Scrapinghub Reference Documentation

Crawlera Fetch API (experimental)

Warning

The Crawlera Fetch API is considered experimental. Use it only if you’re getting assistance from a Scrapinghub engineer. This documentation is subject to change without previous notice.

Please note that Crawlera had an old Fetch API that is no longer supported. This is an entirely new API with different parameters.

To use the Fetch API you will need a Crawlera API key with Browser Execution functionality enabled, even if you don’t use the render and screenshot parameters. Otherwise you will get 401 Unauthorized response.

We are currently testing the Fetch API under a limited private beta. Please fill this form if you’re interested in trying it out. We don’t have a date for the public release yet.

The Crawlera Fetch API allows you to download web pages using an HTTP API, instead of a Proxy API. It provides server-side browser execution capabilities, and better browser emulation than requests processed through the standard proxy API.

Authentication is done through standard HTTP auth, using your Crawlera API key as the user name and an empty password.

Here is an example of a working request (replace API_KEY with your API key):

curl -u <API_KEY>: http://fetch.crawlera.com/fetch/v2 -d url=https://toscrape.com

The examples in this documentation are provided as commands to execute in a terminal. You will need the curl and jq command line tools. curl often comes installed with your operating system, while jq needs to be downloaded.

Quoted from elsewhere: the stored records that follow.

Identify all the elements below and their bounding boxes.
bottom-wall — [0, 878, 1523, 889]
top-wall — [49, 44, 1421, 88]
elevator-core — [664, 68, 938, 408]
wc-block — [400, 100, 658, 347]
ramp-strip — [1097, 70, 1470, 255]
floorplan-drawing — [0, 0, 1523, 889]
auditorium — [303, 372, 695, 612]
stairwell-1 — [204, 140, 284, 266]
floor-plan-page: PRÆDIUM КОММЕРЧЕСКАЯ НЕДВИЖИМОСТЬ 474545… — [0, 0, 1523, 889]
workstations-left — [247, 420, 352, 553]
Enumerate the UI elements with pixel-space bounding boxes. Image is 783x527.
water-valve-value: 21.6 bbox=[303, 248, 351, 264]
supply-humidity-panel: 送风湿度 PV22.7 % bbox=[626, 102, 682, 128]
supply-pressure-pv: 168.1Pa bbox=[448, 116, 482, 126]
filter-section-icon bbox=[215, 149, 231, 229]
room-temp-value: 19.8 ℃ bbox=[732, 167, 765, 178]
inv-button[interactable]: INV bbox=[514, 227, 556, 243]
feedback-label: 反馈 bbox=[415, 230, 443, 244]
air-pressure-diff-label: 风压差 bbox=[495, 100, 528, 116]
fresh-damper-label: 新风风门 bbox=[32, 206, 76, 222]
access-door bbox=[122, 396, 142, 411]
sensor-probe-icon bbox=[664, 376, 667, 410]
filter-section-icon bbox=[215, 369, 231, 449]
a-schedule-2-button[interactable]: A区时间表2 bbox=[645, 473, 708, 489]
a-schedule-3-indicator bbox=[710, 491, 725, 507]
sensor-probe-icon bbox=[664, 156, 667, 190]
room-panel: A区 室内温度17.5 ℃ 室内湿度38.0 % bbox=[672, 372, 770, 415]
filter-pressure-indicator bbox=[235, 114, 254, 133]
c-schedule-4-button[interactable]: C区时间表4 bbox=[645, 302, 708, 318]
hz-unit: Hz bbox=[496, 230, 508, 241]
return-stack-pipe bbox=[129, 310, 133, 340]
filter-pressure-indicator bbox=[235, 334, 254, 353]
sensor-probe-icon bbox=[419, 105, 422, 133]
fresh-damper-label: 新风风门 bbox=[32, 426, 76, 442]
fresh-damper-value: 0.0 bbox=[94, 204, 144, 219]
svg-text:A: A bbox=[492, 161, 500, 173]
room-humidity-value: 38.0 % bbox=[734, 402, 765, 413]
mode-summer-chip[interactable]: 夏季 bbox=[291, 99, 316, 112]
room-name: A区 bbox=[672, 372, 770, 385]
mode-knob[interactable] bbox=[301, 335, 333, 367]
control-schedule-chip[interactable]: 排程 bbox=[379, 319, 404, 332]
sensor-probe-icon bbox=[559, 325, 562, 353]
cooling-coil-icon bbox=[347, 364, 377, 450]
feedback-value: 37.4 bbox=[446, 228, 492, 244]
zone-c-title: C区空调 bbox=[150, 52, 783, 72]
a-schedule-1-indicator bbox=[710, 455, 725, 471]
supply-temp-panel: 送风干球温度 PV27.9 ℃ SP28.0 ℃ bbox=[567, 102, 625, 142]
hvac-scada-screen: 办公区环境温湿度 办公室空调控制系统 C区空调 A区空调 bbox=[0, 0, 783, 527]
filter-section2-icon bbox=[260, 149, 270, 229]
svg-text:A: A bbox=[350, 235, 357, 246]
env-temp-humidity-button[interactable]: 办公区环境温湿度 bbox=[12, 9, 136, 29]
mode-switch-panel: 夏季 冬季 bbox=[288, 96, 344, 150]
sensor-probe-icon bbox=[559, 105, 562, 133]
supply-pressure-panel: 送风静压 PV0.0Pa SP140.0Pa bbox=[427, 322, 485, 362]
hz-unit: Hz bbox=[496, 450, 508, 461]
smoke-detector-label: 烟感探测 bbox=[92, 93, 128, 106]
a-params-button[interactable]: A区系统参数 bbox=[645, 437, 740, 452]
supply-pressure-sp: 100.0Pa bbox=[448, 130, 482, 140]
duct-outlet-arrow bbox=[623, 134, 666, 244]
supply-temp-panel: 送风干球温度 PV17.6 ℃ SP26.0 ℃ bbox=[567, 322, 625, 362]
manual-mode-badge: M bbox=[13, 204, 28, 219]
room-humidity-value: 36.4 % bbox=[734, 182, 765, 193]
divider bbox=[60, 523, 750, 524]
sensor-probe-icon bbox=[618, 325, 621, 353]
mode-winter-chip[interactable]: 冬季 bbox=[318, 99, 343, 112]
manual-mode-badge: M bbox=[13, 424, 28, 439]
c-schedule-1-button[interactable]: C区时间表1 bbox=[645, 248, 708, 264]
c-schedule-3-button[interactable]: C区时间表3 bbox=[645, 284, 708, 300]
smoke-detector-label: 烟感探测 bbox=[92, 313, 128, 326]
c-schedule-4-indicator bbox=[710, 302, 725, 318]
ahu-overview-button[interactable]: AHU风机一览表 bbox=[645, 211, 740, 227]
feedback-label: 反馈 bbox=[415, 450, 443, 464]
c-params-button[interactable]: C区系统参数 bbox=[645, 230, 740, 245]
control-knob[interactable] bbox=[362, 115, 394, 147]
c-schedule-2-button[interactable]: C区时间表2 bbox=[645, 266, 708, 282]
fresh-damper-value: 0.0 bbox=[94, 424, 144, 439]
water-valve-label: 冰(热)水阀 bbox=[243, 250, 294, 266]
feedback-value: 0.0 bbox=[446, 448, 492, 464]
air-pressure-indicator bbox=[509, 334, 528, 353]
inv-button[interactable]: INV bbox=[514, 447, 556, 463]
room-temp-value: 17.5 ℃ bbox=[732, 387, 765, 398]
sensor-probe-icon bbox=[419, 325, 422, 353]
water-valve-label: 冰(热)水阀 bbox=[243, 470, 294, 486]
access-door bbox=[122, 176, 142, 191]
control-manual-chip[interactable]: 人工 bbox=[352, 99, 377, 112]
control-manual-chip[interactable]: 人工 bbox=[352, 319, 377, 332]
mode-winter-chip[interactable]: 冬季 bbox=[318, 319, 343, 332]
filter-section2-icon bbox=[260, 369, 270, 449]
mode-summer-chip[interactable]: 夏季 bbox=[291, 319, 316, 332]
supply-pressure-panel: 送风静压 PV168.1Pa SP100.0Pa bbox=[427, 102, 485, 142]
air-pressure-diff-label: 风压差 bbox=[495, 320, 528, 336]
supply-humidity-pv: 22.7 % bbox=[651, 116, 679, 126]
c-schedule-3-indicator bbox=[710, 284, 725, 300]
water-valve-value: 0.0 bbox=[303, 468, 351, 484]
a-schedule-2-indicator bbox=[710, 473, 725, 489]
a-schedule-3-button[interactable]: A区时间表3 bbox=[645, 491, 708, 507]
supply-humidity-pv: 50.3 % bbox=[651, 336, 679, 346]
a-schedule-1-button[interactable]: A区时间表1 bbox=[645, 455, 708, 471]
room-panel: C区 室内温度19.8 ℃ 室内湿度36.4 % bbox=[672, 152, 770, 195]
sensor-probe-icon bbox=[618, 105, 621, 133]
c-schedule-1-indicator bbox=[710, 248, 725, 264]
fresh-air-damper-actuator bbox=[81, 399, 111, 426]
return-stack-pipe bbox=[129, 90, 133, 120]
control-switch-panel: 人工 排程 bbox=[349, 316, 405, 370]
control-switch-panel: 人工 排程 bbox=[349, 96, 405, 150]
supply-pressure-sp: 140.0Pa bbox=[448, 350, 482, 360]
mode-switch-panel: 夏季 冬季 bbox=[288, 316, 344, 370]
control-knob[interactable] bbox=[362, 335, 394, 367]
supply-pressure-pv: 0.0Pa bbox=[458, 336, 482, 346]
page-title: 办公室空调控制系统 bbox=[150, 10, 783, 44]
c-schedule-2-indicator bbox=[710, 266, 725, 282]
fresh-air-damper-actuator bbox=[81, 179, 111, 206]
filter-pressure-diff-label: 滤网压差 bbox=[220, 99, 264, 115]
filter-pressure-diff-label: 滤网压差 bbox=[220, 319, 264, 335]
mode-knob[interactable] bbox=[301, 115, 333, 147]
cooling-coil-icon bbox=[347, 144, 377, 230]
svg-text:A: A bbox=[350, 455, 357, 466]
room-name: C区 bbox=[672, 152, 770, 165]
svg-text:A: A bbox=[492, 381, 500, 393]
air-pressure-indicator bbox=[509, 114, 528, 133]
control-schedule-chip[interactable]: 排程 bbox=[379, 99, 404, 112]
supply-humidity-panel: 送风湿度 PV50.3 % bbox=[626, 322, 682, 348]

You can download jq at: https://stedolan.github.io/jq/download/

Request Endpoint & Parameters

  • Endpoint: http://fetch.crawlera.com:8010/fetch/v2

  • Method: POST

  • Parameter values should be URL encoded.

Parameter

Required

Description

Example

Default

url

yes

URL to fetch

https://toscrape.com

region

no

The region to route the request through, specified as a country code. If auto or ommitted, Crawlera will pick the best region to route the request based on the target website.

es

auto

render

no

Pass true to render the URL in a browser.

true

false

screenshot

no

Pass true to return the screenshot field in the response, with a screenshot of the page. Implies render=true.

true

false

Example:

curl -u <API key>: http://fetch.crawlera.com:8010/fetch/v2 -d url=https://toscrape.com/

Response Format

The status code of the Fetch API response is always 200 (regardless of the response from the target website) unless there is a problem with the Fetch API itself.

The response size limit is 10 Mb.

The API response is a (utf-8 encoded) JSON object with the following fields:

Name

Type

Description

url

String

The URL of the page fetched

body

String

The body of the response, encoded using body_encoding.

body_encoding

String

The encoding used for the body of the response. Either plain or base64.

headers

Object

The HTTP headers of the response.

original_status

String

The HTTP status of the response received from the website

crawlera_status

string

Crawlera status, one of:

  • success - successful request (counts towards monthly quota)

  • ban - request was banned after trying multiple proxies

  • fail - other error (not a ban) prevented fulfilling the request. See crawlera_error.

screenshot

String

A screenshot of the page, encoded in base64

Example Fetch API response:

{
      "url": "https://toscrape.com",
      "screenshot": "",
      "original_status": 200,
      "headers": {
        "server": "nginx/1.14.0 (Ubuntu)",
        "date": "Mon, 25 May 2020 17:40:16 GMT",
        "content-type": "text/html",
        "last-modified": "Wed, 29 Jun 2016 21:51:37 GMT",
        "x-upstream": "toscrape-sites-master_web",
        "transfer-encoding": "chunked"
      },
      "crawlera_status": "success",
      "body_encoding": "plain",
      "body": "...HTML of the response goes here..."
    }

Use Cases

Fetch the HTML of a page rendered in a browser

To run this example you will need:

  • a Crawlera API key with Browser Execution enabled

  • curl, jq command line utilies

Example:

curl -u <API_KEY>: http://fetch.crawlera.com:8010/fetch/v2/ -d url=https://toscrape.com/ -d render=true | jq '.body' -r > page.html

Fetching a screenshot

To run this example you will need:

  • a Crawlera API key with Browser Execution enabled

  • curl, jq, base64 command line utilies

Example:

curl -u <API_KEY>: http://fetch.crawlera.com:8010/fetch/v2/ -d url=https://toscrape.com/ -d screenshot=true -d render=true | jq '.screenshot' -r | base64 -d > image.jpg

Scrapy Middleware For Crawlera Fetch API

There is an official Scrapy downloader middleware to download pages using Crawlera Fetch API.

https://github.com/scrapy-plugins/scrapy-crawlera-fetch

Installation and usage instructions can be found in the README of the project.